Pure Retirement expands Classic Range distribution

300 further firms now have access to Pure Retirement’s Classic lifetime mortgage range.

It follows on from multiple distribution expansions in 2020, which meant advisers were able to access the products through major equity release clubs Advise Wise, AiR, and Premier Equity Release Club if they meet their qualifying criteria.

The Classic range features rates starting at 2.75% AER, and has recently benefited from a move to a flexible pricing structure. The change has resulted in the streamlining of the range from 12 LTV levels to 4, and provides customers with a personalised interest rate that is contingent on several factors including age, loan amount, property type and postcode.

The Classic range is designed to offer ultimate flexibility, with customers able to make 12 optional ERC-free repayments per year, provided they don’t exceed 10% of the initial amount borrowed in a 12 month period.  Available to clients aged 55-84, it features some of the lowest lifetime mortgage rates on the market, and in addition customers also benefit from no upfront costs with free valuations and the option of no arrangement fee.

With an uncapped drawdown facility (subject to a maximum LTV), customers can access funds to meet their needs, and downsizing protection is provided should they move to a smaller property in the future.

Early repayment charges are fixed and for joint plans there’s a three-year window after the first applicant enters long term care or passes away in which the remaining party can repay the debt in full without incurring any early repayment charge.
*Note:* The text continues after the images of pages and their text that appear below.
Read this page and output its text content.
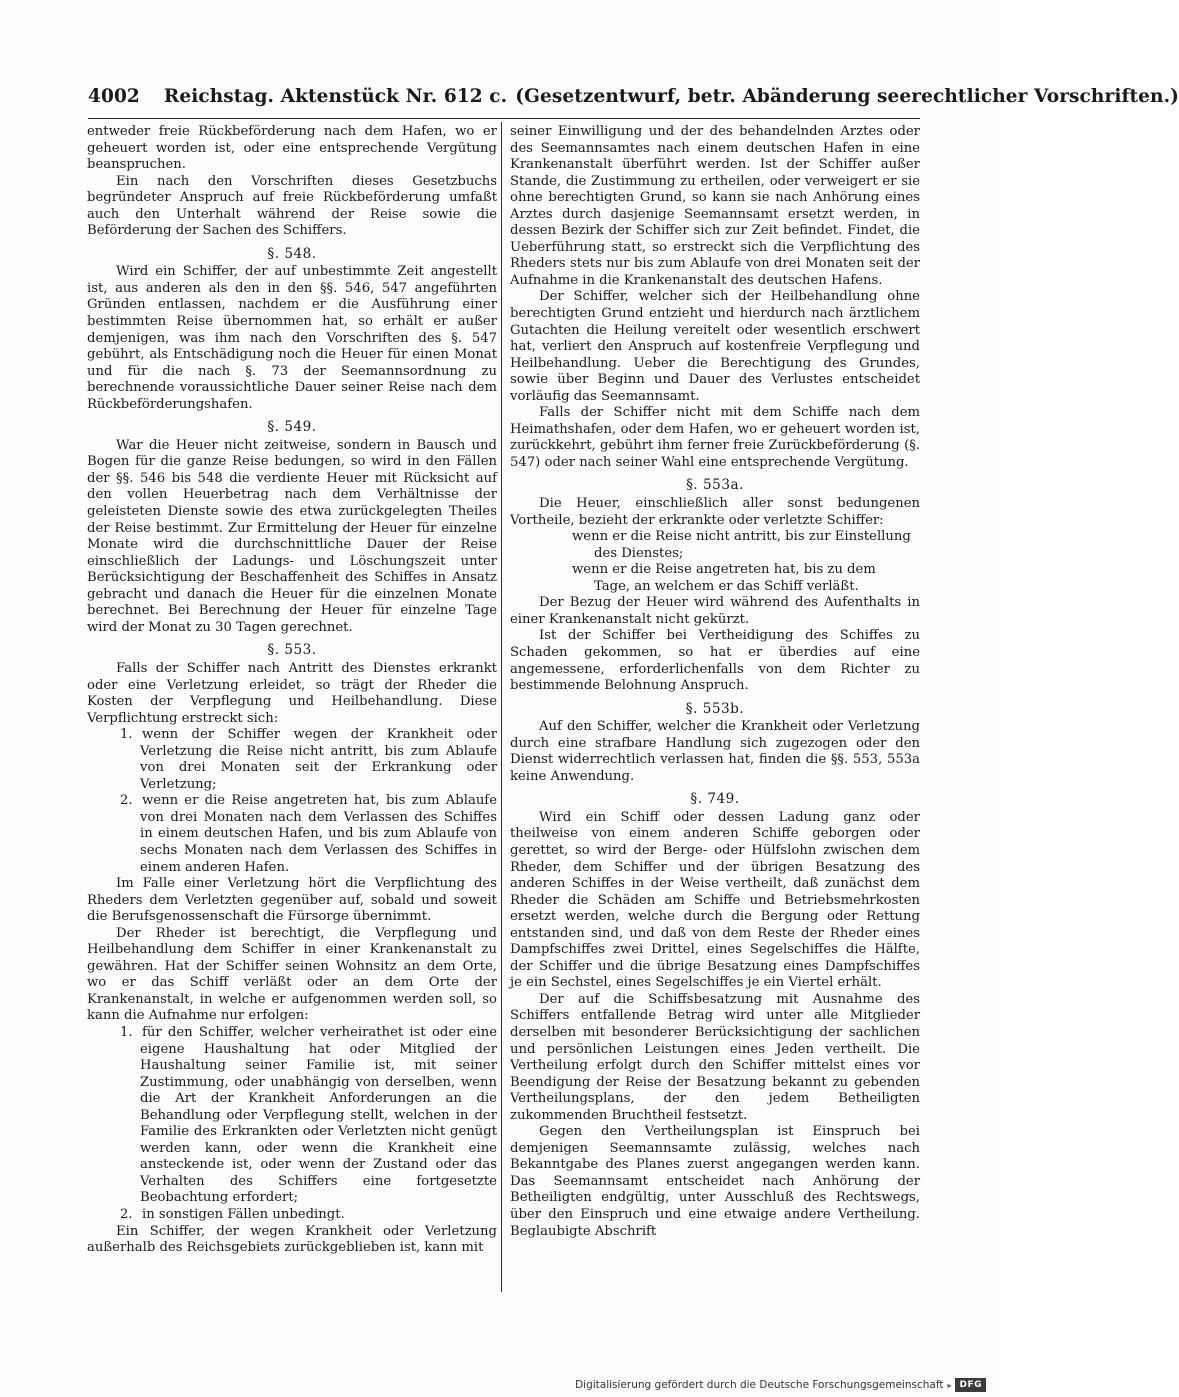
4002 Reichstag. Aktenstück Nr. 612 c. (Gesetzentwurf, betr. Abänderung seerechtlicher Vorschriften.)

entweder freie Rückbeförderung nach dem Hafen, wo er geheuert worden ist, oder eine entsprechende Vergütung beanspruchen.

Ein nach den Vorschriften dieses Gesetzbuchs begründeter Anspruch auf freie Rückbeförderung umfaßt auch den Unterhalt während der Reise sowie die Beförderung der Sachen des Schiffers.

§. 548.

Wird ein Schiffer, der auf unbestimmte Zeit angestellt ist, aus anderen als den in den §§. 546, 547 angeführten Gründen entlassen, nachdem er die Ausführung einer bestimmten Reise übernommen hat, so erhält er außer demjenigen, was ihm nach den Vorschriften des §. 547 gebührt, als Entschädigung noch die Heuer für einen Monat und für die nach §. 73 der Seemannsordnung zu berechnende voraussichtliche Dauer seiner Reise nach dem Rückbeförderungshafen.

§. 549.

War die Heuer nicht zeitweise, sondern in Bausch und Bogen für die ganze Reise bedungen, so wird in den Fällen der §§. 546 bis 548 die verdiente Heuer mit Rücksicht auf den vollen Heuerbetrag nach dem Verhältnisse der geleisteten Dienste sowie des etwa zurückgelegten Theiles der Reise bestimmt. Zur Ermittelung der Heuer für einzelne Monate wird die durchschnittliche Dauer der Reise einschließlich der Ladungs- und Löschungszeit unter Berücksichtigung der Beschaffenheit des Schiffes in Ansatz gebracht und danach die Heuer für die einzelnen Monate berechnet. Bei Berechnung der Heuer für einzelne Tage wird der Monat zu 30 Tagen gerechnet.

§. 553.

Falls der Schiffer nach Antritt des Dienstes erkrankt oder eine Verletzung erleidet, so trägt der Rheder die Kosten der Verpflegung und Heilbehandlung. Diese Verpflichtung erstreckt sich:

1. wenn der Schiffer wegen der Krankheit oder Verletzung die Reise nicht antritt, bis zum Ablaufe von drei Monaten seit der Erkrankung oder Verletzung;
2. wenn er die Reise angetreten hat, bis zum Ablaufe von drei Monaten nach dem Verlassen des Schiffes in einem deutschen Hafen, und bis zum Ablaufe von sechs Monaten nach dem Verlassen des Schiffes in einem anderen Hafen.

Im Falle einer Verletzung hört die Verpflichtung des Rheders dem Verletzten gegenüber auf, sobald und soweit die Berufsgenossenschaft die Fürsorge übernimmt.

Der Rheder ist berechtigt, die Verpflegung und Heilbehandlung dem Schiffer in einer Krankenanstalt zu gewähren. Hat der Schiffer seinen Wohnsitz an dem Orte, wo er das Schiff verläßt oder an dem Orte der Krankenanstalt, in welche er aufgenommen werden soll, so kann die Aufnahme nur erfolgen:

1. für den Schiffer, welcher verheirathet ist oder eine eigene Haushaltung hat oder Mitglied der Haushaltung seiner Familie ist, mit seiner Zustimmung, oder unabhängig von derselben, wenn die Art der Krankheit Anforderungen an die Behandlung oder Verpflegung stellt, welchen in der Familie des Erkrankten oder Verletzten nicht genügt werden kann, oder wenn die Krankheit eine ansteckende ist, oder wenn der Zustand oder das Verhalten des Schiffers eine fortgesetzte Beobachtung erfordert;
2. in sonstigen Fällen unbedingt.

Ein Schiffer, der wegen Krankheit oder Verletzung außerhalb des Reichsgebiets zurückgeblieben ist, kann mit

seiner Einwilligung und der des behandelnden Arztes oder des Seemannsamtes nach einem deutschen Hafen in eine Krankenanstalt überführt werden. Ist der Schiffer außer Stande, die Zustimmung zu ertheilen, oder verweigert er sie ohne berechtigten Grund, so kann sie nach Anhörung eines Arztes durch dasjenige Seemannsamt ersetzt werden, in dessen Bezirk der Schiffer sich zur Zeit befindet. Findet, die Ueberführung statt, so erstreckt sich die Verpflichtung des Rheders stets nur bis zum Ablaufe von drei Monaten seit der Aufnahme in die Krankenanstalt des deutschen Hafens.

Der Schiffer, welcher sich der Heilbehandlung ohne berechtigten Grund entzieht und hierdurch nach ärztlichem Gutachten die Heilung vereitelt oder wesentlich erschwert hat, verliert den Anspruch auf kostenfreie Verpflegung und Heilbehandlung. Ueber die Berechtigung des Grundes, sowie über Beginn und Dauer des Verlustes entscheidet vorläufig das Seemannsamt.

Falls der Schiffer nicht mit dem Schiffe nach dem Heimathshafen, oder dem Hafen, wo er geheuert worden ist, zurückkehrt, gebührt ihm ferner freie Zurückbeförderung (§. 547) oder nach seiner Wahl eine entsprechende Vergütung.

§. 553a.

Die Heuer, einschließlich aller sonst bedungenen Vortheile, bezieht der erkrankte oder verletzte Schiffer:

wenn er die Reise nicht antritt, bis zur Einstellung
des Dienstes;
wenn er die Reise angetreten hat, bis zu dem
Tage, an welchem er das Schiff verläßt.

Der Bezug der Heuer wird während des Aufenthalts in einer Krankenanstalt nicht gekürzt.

Ist der Schiffer bei Vertheidigung des Schiffes zu Schaden gekommen, so hat er überdies auf eine angemessene, erforderlichenfalls von dem Richter zu bestimmende Belohnung Anspruch.

§. 553b.

Auf den Schiffer, welcher die Krankheit oder Verletzung durch eine strafbare Handlung sich zugezogen oder den Dienst widerrechtlich verlassen hat, finden die §§. 553, 553a keine Anwendung.

§. 749.

Wird ein Schiff oder dessen Ladung ganz oder theilweise von einem anderen Schiffe geborgen oder gerettet, so wird der Berge- oder Hülfslohn zwischen dem Rheder, dem Schiffer und der übrigen Besatzung des anderen Schiffes in der Weise vertheilt, daß zunächst dem Rheder die Schäden am Schiffe und Betriebsmehrkosten ersetzt werden, welche durch die Bergung oder Rettung entstanden sind, und daß von dem Reste der Rheder eines Dampfschiffes zwei Drittel, eines Segelschiffes die Hälfte, der Schiffer und die übrige Besatzung eines Dampfschiffes je ein Sechstel, eines Segelschiffes je ein Viertel erhält.

Der auf die Schiffsbesatzung mit Ausnahme des Schiffers entfallende Betrag wird unter alle Mitglieder derselben mit besonderer Berücksichtigung der sachlichen und persönlichen Leistungen eines Jeden vertheilt. Die Vertheilung erfolgt durch den Schiffer mittelst eines vor Beendigung der Reise der Besatzung bekannt zu gebenden Vertheilungsplans, der den jedem Betheiligten zukommenden Bruchtheil festsetzt.

Gegen den Vertheilungsplan ist Einspruch bei demjenigen Seemannsamte zulässig, welches nach Bekanntgabe des Planes zuerst angegangen werden kann. Das Seemannsamt entscheidet nach Anhörung der Betheiligten endgültig, unter Ausschluß des Rechtswegs, über den Einspruch und eine etwaige andere Vertheilung. Beglaubigte Abschrift

Digitalisierung gefördert durch die Deutsche Forschungsgemeinschaft ▸ DFG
Chris Flowers (pictured), head of intermediary sales, said: “As a lender we feel that we’ve a duty to make sure that we’re not only creating market-leading products with unparalleled flexibility and which benefit from being created with a customer-focused mindset, but also a duty to make them available to as many people as possible.

“With enhancements coming on stream across all of our ranges in the past month or so (including ERC-free partial repayments across all of our products), we’re now committed to ensuring they’re accessible to as much of the market as possible, and this distribution widening – the third in under 18 months – is testament to that.”